В такие периоды мне приходится вставать раньше: я варю кофе, забираю у калитки бутылку молока, хлеб и газету. Прежде чем уйти в Бруссе, прибираю комнаты, свою и брата. А перед самым уходом стучусь к маме и ставлю ей на ночной столик чашку кофе.

Не знаю, все ли дети такие, как я. Еще совсем маленькой я старалась как можно реже заходить в родительскую спальню — из-за запаха. Каждый, разумеется, пахнет по-своему, но от их запаха у меня возникало ощущение какой-то неприятной близости. И так до сих пор, хотя, скажем, запах Оливье мне ничуть не противен.

Я уже спала глубоким сном, как вдруг дверь моей комнаты с грохотом распахнулась и зажегся свет. Это ворвался брат, на его лице и волосах капли дождя. На будильнике почти двенадцать.

— Что случилось?

— Не беспокойся. Лично тебя это не касается.

— Пилар нашел?

— Откуда ты знаешь?

— Догадаться было нетрудно.

— Мануэлы она не видела, и та ей даже не звонила.

— Ну, может, они не такие уж подруги.

— Да нет. У них нет тайн друг от друга. Пилар даже известно про отца.

— А что она собой представляет?

— Чернявая, маленькая, худенькая. Все время такое впечатление, будто она посмеивается над людьми.

— Над тобой она тоже посмеивалась?

— Она сказала, что если Мануэла и вправду уехала, то мне нужно найти ей замену.

— А не сказала, что может предложить себя на ее место?

— Да. Потом я поехал в аэропорт: Мануэла из Испании прилетела самолетом. Меня гоняли от окошка к окошку и наконец сообщили, что не имеют права никому давать сведений о пассажирах. Оттуда я кинулся на Аустерлицкий вокзал, но там такие толпы, что кассиры не помнят, кому они продавали билеты. Слушай, ты действительно думаешь, что она уехала к себе?

— Ну, откуда ж мне знать? Но когда я пришла и не увидела ее, я удивилась не меньше твоего.

— Уверен, она в Париже. Но я — то надеялся, что она хотя бы записку мне оставит у себя или в моей комнате.

— А ты убежден, что она умеет писать по-французски?

Мое замечание одновременно и сразило, и приободрило Оливье.
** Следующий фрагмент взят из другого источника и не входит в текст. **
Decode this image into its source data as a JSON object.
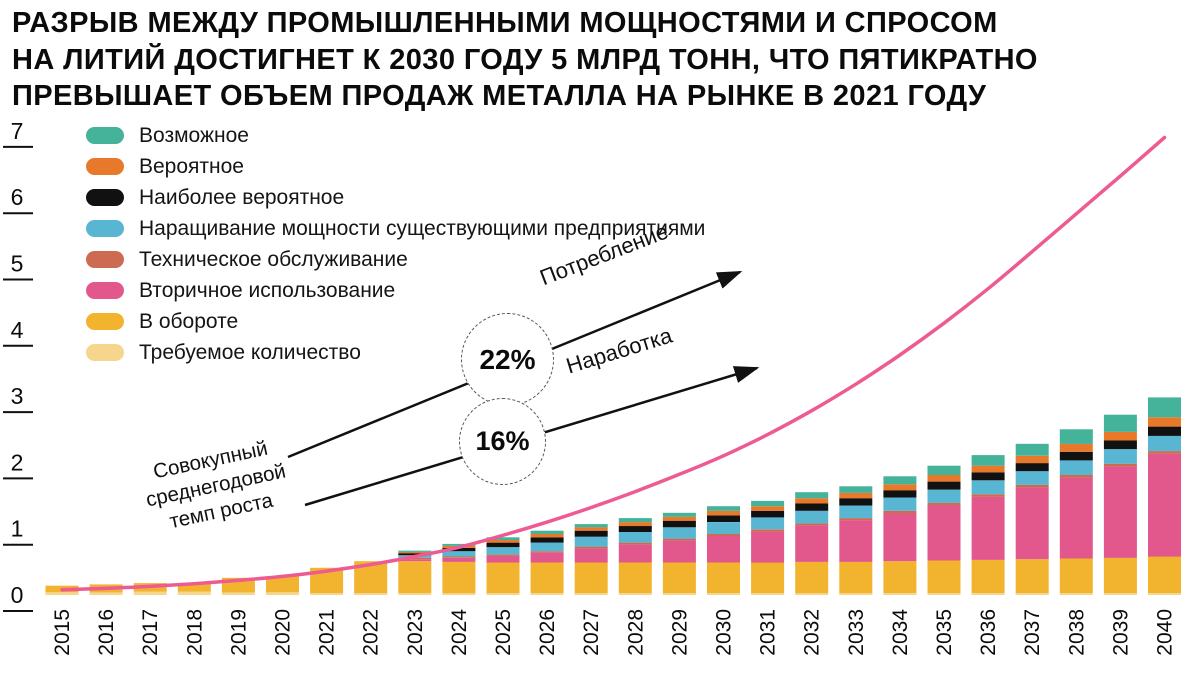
{
  "title": {
    "lines": [
      "РАЗРЫВ МЕЖДУ ПРОМЫШЛЕННЫМИ МОЩНОСТЯМИ И СПРОСОМ",
      "НА ЛИТИЙ ДОСТИГНЕТ К 2030 ГОДУ 5 МЛРД ТОНН, ЧТО ПЯТИКРАТНО",
      "ПРЕВЫШАЕТ ОБЪЕМ ПРОДАЖ МЕТАЛЛА НА РЫНКЕ В 2021 ГОДУ"
    ]
  },
  "annotations": {
    "cagr_label": "Совокупный среднегодовой темп роста",
    "consumption_rate": "22%",
    "production_rate": "16%",
    "consumption_label": "Потребление",
    "production_label": "Наработка"
  },
  "colors": {
    "line": "#ee5a92",
    "text": "#0b0b0b",
    "arrow": "#111111"
  },
  "chart_data": {
    "type": "bar",
    "subtype": "stacked-bar-with-line",
    "title": "",
    "xlabel": "",
    "ylabel": "",
    "ylim": [
      0,
      7
    ],
    "yticks": [
      0,
      1,
      2,
      3,
      4,
      5,
      6,
      7
    ],
    "grid": false,
    "legend_position": "top-left",
    "categories": [
      2015,
      2016,
      2017,
      2018,
      2019,
      2020,
      2021,
      2022,
      2023,
      2024,
      2025,
      2026,
      2027,
      2028,
      2029,
      2030,
      2031,
      2032,
      2033,
      2034,
      2035,
      2036,
      2037,
      2038,
      2039,
      2040
    ],
    "series": [
      {
        "name": "Возможное",
        "color": "#45b29a",
        "values": [
          0,
          0,
          0,
          0,
          0,
          0,
          0,
          0,
          0.02,
          0.03,
          0.04,
          0.05,
          0.05,
          0.06,
          0.06,
          0.07,
          0.08,
          0.09,
          0.1,
          0.12,
          0.14,
          0.16,
          0.18,
          0.22,
          0.26,
          0.3
        ]
      },
      {
        "name": "Вероятное",
        "color": "#e8792a",
        "values": [
          0,
          0,
          0,
          0,
          0,
          0,
          0,
          0,
          0.02,
          0.03,
          0.04,
          0.05,
          0.05,
          0.06,
          0.06,
          0.07,
          0.07,
          0.08,
          0.08,
          0.09,
          0.1,
          0.1,
          0.11,
          0.12,
          0.13,
          0.14
        ]
      },
      {
        "name": "Наиболее вероятное",
        "color": "#111111",
        "values": [
          0,
          0,
          0,
          0,
          0,
          0,
          0,
          0,
          0.03,
          0.05,
          0.07,
          0.08,
          0.09,
          0.09,
          0.1,
          0.1,
          0.1,
          0.11,
          0.11,
          0.11,
          0.12,
          0.12,
          0.12,
          0.13,
          0.13,
          0.14
        ]
      },
      {
        "name": "Наращивание мощности существующими предприятиями",
        "color": "#58b6d2",
        "values": [
          0,
          0,
          0,
          0,
          0,
          0,
          0,
          0,
          0.04,
          0.08,
          0.11,
          0.13,
          0.15,
          0.16,
          0.17,
          0.18,
          0.18,
          0.19,
          0.19,
          0.2,
          0.2,
          0.21,
          0.21,
          0.22,
          0.22,
          0.23
        ]
      },
      {
        "name": "Техническое обслуживание",
        "color": "#cd6b52",
        "values": [
          0,
          0,
          0,
          0,
          0,
          0,
          0,
          0,
          0.02,
          0.02,
          0.02,
          0.02,
          0.03,
          0.03,
          0.03,
          0.03,
          0.03,
          0.03,
          0.03,
          0.04,
          0.04,
          0.04,
          0.04,
          0.04,
          0.04,
          0.04
        ]
      },
      {
        "name": "Вторичное использование",
        "color": "#e2588c",
        "values": [
          0,
          0,
          0,
          0,
          0,
          0,
          0,
          0,
          0.03,
          0.06,
          0.1,
          0.15,
          0.21,
          0.27,
          0.33,
          0.4,
          0.47,
          0.55,
          0.63,
          0.72,
          0.83,
          0.95,
          1.08,
          1.22,
          1.38,
          1.55
        ]
      },
      {
        "name": "В обороте",
        "color": "#f2b32e",
        "values": [
          0.1,
          0.12,
          0.13,
          0.13,
          0.22,
          0.24,
          0.38,
          0.48,
          0.48,
          0.47,
          0.46,
          0.46,
          0.46,
          0.46,
          0.46,
          0.46,
          0.46,
          0.47,
          0.47,
          0.48,
          0.49,
          0.5,
          0.51,
          0.52,
          0.53,
          0.55
        ]
      },
      {
        "name": "Требуемое количество",
        "color": "#f6d68c",
        "values": [
          0.04,
          0.04,
          0.05,
          0.05,
          0.04,
          0.04,
          0.03,
          0.03,
          0.03,
          0.03,
          0.03,
          0.03,
          0.03,
          0.03,
          0.03,
          0.03,
          0.03,
          0.03,
          0.03,
          0.03,
          0.03,
          0.03,
          0.03,
          0.03,
          0.03,
          0.03
        ]
      }
    ],
    "line_series": {
      "name": "Потребление",
      "color": "#ee5a92",
      "values": [
        0.08,
        0.1,
        0.13,
        0.17,
        0.22,
        0.28,
        0.36,
        0.46,
        0.58,
        0.72,
        0.9,
        1.1,
        1.32,
        1.56,
        1.82,
        2.1,
        2.42,
        2.78,
        3.18,
        3.62,
        4.1,
        4.62,
        5.18,
        5.75,
        6.32,
        6.9
      ]
    }
  }
}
— Она найдет способ сообщить мне о себе. А представляешь, что я сделал напоследок? Я подумал, что она наверняка не знает парижских гостиниц, и пошел в ту, куда затащил ее отец. Но Мануэлу там не помнят, и в регистрационной книге фамилии ее нет. Слушай, а может, отец решил приберечь ее для себя и поселил где-нибудь на квартирке? — И Оливье заключает тираду всего одним словом: — Гнусность!

Заснула я с трудом. В половине седьмого, почти на час раньше, чем обычно, меня разбудил будильник. Я спускаюсь вниз и зажигаю газ. Дождя нет, но небо серое, набухшие влагой тучи ползут низко-низко, кажется, сейчас заденут за крышу.

Я иду за молоком, хлебом и газетой. Механически вытряхиваю пепельницы, уборки не делаю, но кое-какой порядок навожу, а потом стелю скатерть и ставлю на стол посуду.

Давать объявление насчет прислуги нет смысла. Отвечают на них всегда одни и те же особы, которые нигде не способны ужиться. Сейчас мама, наверно, звонит в контору по найму прислуги, где ее уже знают.

Даже если бы наш дом был не таким мрачным и у мамы не случалось «девятин», нам все равно трудно было бы найти приличную служанку: мы живем слишком далеко от Парижа. Мануэла — это было чудо. Но на повторение его надежд мало.

— Тебе яичницу и сосиски?

Оливье растерянно смотрит на меня и недоуменно переспрашивает:

— Сосиски?

Это звучит у него так забавно, что я не могу удержаться от смеха.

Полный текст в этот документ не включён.